3) Identifying similarities to these patterns and/or deviations from them can help quality assurance tasks improve software quality.


[1] A. C. Atici, C. Yilmaz, and E. Savas. Debugging for pinpointing information leakage. In preparation for submission to a conference, 2012.

[2] B. Ozcelik. Lightweight runtime failure prediction. Msc Thesis, Sabanci University, 2012.

[3] B. Ozcelik, K. Kalkan, and C. Yilmaz. An approach for classifying program failures. In proceedings of International Conference on the Advances in System Testing and Validation Lifecycle, VALID '10, pages 93 - 98, 2010.

[4] B. Ozcelik and C. Yilmaz. Lightweight runtime failure prediction. In preparation for submission to an SCI-indexed journal, 2012.

[5] E. Savas and C. Yilmaz. Cache attacks: An information and complexity theoretic approach. In International Conference on New Technologies, Mobility and Security (NTMS'12), pages 1 - 7, 2012.

[6] C. Yilmaz. Using hardware performance counters for fault localisation. In proceedings of International Conference on the Advances in System Testing and Validation Lifecycle, VALID '10, pages 87 - 92, 2010.
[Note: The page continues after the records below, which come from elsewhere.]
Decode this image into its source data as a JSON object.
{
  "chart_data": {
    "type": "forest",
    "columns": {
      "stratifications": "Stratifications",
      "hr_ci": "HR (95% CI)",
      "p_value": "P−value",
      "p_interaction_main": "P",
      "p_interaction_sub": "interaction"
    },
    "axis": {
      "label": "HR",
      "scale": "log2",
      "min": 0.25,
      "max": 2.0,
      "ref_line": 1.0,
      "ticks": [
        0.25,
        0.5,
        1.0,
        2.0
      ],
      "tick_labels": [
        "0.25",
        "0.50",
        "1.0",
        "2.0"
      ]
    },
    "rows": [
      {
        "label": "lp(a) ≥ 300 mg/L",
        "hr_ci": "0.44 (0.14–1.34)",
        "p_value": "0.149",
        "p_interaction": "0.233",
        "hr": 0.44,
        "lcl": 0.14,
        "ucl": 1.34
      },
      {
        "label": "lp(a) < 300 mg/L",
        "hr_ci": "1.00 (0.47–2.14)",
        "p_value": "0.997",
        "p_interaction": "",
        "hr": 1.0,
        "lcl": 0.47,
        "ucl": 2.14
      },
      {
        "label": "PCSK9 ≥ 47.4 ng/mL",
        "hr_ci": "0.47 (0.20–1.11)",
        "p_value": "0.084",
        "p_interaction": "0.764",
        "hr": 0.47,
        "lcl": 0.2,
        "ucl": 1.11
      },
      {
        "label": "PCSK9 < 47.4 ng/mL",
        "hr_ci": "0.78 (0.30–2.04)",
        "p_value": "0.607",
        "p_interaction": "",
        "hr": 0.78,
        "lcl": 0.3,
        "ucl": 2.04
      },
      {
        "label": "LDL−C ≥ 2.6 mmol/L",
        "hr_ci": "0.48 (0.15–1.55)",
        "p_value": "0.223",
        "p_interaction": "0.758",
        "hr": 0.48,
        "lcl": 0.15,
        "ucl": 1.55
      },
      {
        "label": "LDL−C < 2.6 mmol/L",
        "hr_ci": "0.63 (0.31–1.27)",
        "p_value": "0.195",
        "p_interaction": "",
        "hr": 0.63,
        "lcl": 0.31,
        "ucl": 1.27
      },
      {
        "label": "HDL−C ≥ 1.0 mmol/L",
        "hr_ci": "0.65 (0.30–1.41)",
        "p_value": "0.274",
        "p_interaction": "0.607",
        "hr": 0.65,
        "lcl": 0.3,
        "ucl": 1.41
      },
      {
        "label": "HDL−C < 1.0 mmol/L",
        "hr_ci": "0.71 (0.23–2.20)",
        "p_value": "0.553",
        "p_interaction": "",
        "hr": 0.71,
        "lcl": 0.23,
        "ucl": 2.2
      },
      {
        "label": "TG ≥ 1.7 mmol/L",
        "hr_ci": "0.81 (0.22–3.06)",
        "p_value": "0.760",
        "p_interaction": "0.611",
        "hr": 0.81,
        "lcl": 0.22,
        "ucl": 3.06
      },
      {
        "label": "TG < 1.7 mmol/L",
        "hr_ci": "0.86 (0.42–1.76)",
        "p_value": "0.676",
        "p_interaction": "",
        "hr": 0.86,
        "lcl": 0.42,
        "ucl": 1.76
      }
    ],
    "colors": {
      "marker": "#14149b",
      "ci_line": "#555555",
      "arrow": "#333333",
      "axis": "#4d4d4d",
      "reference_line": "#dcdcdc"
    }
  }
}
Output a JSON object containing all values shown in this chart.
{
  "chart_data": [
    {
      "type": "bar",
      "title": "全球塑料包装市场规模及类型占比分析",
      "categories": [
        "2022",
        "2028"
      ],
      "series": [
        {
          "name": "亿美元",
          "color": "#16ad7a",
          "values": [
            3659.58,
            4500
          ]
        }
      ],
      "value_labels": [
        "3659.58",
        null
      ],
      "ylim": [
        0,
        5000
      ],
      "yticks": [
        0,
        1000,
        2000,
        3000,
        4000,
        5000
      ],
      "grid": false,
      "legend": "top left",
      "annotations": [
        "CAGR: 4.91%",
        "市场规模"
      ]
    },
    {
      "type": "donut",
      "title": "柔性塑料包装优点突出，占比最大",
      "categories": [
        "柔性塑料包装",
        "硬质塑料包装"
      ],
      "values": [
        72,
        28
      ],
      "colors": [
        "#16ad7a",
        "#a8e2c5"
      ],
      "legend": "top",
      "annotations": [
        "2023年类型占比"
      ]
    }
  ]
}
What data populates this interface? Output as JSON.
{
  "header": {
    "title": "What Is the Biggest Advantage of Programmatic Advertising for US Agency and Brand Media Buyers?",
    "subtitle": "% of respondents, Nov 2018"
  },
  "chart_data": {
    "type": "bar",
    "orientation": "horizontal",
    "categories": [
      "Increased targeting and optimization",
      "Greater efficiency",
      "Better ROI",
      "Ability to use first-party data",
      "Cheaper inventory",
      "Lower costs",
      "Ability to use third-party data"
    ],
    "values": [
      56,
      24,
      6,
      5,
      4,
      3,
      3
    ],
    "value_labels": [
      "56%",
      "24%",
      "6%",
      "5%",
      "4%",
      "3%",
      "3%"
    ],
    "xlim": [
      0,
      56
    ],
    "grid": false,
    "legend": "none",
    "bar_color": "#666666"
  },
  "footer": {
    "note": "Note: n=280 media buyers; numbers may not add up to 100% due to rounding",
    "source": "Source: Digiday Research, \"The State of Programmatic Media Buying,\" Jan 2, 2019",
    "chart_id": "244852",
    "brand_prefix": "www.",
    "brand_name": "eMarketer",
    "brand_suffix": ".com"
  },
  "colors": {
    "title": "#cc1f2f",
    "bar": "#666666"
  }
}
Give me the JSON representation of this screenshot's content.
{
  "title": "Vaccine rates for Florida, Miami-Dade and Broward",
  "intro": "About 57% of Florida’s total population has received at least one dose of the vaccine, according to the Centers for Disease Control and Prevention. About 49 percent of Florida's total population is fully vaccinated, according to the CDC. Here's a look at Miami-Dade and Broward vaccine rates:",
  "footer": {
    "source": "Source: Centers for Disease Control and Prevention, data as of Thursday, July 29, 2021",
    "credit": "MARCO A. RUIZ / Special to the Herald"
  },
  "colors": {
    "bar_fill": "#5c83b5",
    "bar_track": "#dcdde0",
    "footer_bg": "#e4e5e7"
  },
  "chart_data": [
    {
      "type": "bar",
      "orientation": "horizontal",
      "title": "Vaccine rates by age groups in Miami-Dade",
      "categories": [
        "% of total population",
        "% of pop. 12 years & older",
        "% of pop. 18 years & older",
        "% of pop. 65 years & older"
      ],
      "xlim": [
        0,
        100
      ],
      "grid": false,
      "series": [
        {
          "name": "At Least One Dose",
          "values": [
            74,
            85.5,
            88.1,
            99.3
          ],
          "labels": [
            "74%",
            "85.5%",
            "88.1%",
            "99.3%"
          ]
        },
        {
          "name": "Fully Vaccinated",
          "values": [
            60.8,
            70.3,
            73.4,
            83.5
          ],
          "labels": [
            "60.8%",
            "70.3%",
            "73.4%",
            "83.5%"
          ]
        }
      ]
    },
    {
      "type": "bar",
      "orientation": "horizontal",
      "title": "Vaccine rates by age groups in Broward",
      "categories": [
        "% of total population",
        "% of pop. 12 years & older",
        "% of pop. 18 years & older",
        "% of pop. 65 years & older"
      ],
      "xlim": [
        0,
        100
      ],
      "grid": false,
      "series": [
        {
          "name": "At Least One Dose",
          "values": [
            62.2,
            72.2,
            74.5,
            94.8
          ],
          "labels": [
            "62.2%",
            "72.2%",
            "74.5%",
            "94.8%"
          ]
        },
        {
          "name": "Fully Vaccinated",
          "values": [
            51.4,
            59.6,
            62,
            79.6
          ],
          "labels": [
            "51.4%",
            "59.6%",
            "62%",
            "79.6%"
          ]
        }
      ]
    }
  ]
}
[7] C. Yilmaz, E. Dumlu, and A. Porter. Program yurutmelerini siniflandirmak icin donanim ve yazilim olcum aygitlarini birlestirme. In Proceedings of Yazilim Kalitesi ve Yazilim Gelistirme Araclari Sempozyumu (in Turkish), pages 279 - 286, 2010.

[8] C. Yilmaz and A. Porter. Combining hardware and software instrumentation to classify program executions. In Proceedings of the eighteenth ACM SIGSOFT international symposium on Foundations of software engineering, FSE '10, pages 67 - 76, New York, USA, 2010.

[9] C. Yilmaz and A. Porter. Combining hardware and software instrumentation for fault detection. Extended version of the original fault detection work, to be submitted to an SCI- indexed journal, 2012.

[10] C. Yilmaz and E. Savas. Automatically identifying spy processes. In preparation for submission to a conference, 2012.